Re-reading Paul Graham's essay "Hackers and Painters" (in book form), the following passage stood out. I'd like to go back to university, but always suspected that there's no research topics that I'd like to do. This gives some kind of justification:
In the best case, the papers are just a formality. Hackers write cool software, and then write a paper about it, and the paper becomes a proxy for the achievement represented by the software. But often this mismatch causes problems. It's easy to drift away from building beautiful things toward building ugly things that make more suitable subjects for research papers.

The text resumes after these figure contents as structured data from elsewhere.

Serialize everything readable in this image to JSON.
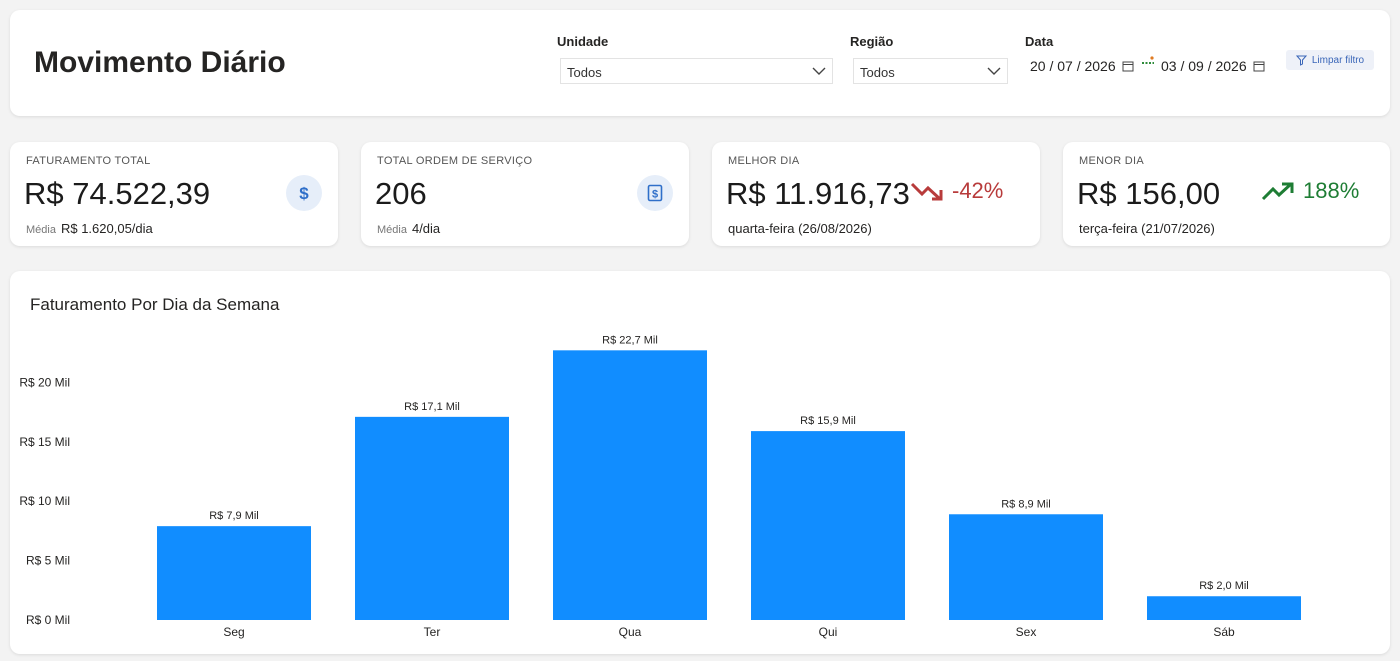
{
  "header": {
    "title": "Movimento Diário",
    "filters": {
      "unidade": {
        "label": "Unidade",
        "value": "Todos"
      },
      "regiao": {
        "label": "Região",
        "value": "Todos"
      },
      "data": {
        "label": "Data",
        "start": "20 / 07 / 2026",
        "end": "03 / 09 / 2026"
      }
    },
    "clear_filter": "Limpar filtro"
  },
  "kpis": {
    "faturamento": {
      "label": "FATURAMENTO TOTAL",
      "value": "R$ 74.522,39",
      "sub_label": "Média",
      "sub_value": "R$ 1.620,05/dia",
      "icon": "dollar-icon"
    },
    "ordens": {
      "label": "TOTAL ORDEM DE SERVIÇO",
      "value": "206",
      "sub_label": "Média",
      "sub_value": "4/dia",
      "icon": "invoice-icon"
    },
    "melhor": {
      "label": "MELHOR DIA",
      "value": "R$ 11.916,73",
      "trend": "-42%",
      "trend_color": "#b83b3b",
      "sub_value": "quarta-feira (26/08/2026)",
      "icon": "trending-down-icon"
    },
    "menor": {
      "label": "MENOR DIA",
      "value": "R$ 156,00",
      "trend": "188%",
      "trend_color": "#1e7d34",
      "sub_value": "terça-feira (21/07/2026)",
      "icon": "trending-up-icon"
    }
  },
  "chart_data": {
    "type": "bar",
    "title": "Faturamento Por Dia da Semana",
    "categories": [
      "Seg",
      "Ter",
      "Qua",
      "Qui",
      "Sex",
      "Sáb"
    ],
    "values": [
      7.9,
      17.1,
      22.7,
      15.9,
      8.9,
      2.0
    ],
    "value_labels": [
      "R$ 7,9 Mil",
      "R$ 17,1 Mil",
      "R$ 22,7 Mil",
      "R$ 15,9 Mil",
      "R$ 8,9 Mil",
      "R$ 2,0 Mil"
    ],
    "yticks": [
      0,
      5,
      10,
      15,
      20
    ],
    "ytick_labels": [
      "R$ 0 Mil",
      "R$ 5 Mil",
      "R$ 10 Mil",
      "R$ 15 Mil",
      "R$ 20 Mil"
    ],
    "ylim": [
      0,
      25
    ],
    "grid": false,
    "bar_color": "#118dff"
  }
}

Unfortunately, beautiful things don't always make the best subjects for papers. Number one, research must be original — and as anyone who has written a PhD dissertation knows, the way to be sure that you're exploring virgin territory is to to stake out a piece of ground that no one wants. Number two, research must be substantial ‐ and awkward systems yield meatier papers, because you can write about the obstacles you have to overcome in order to get things done. Nothing yields meaty problems like starting with the wrong assumptions. Most of AI is an example of this rule; if you assume that knowledge can be represented as a list of predicate logic expressions whose arguments represent abstract concepts, you'll have a lot of papers to write about how to make this work. ...
The way to create something beautiful is often to make subtle tweaks to something that already exists, or to combine existing ideas in a slightly new way. This kind of work is hard to convey in a research paper.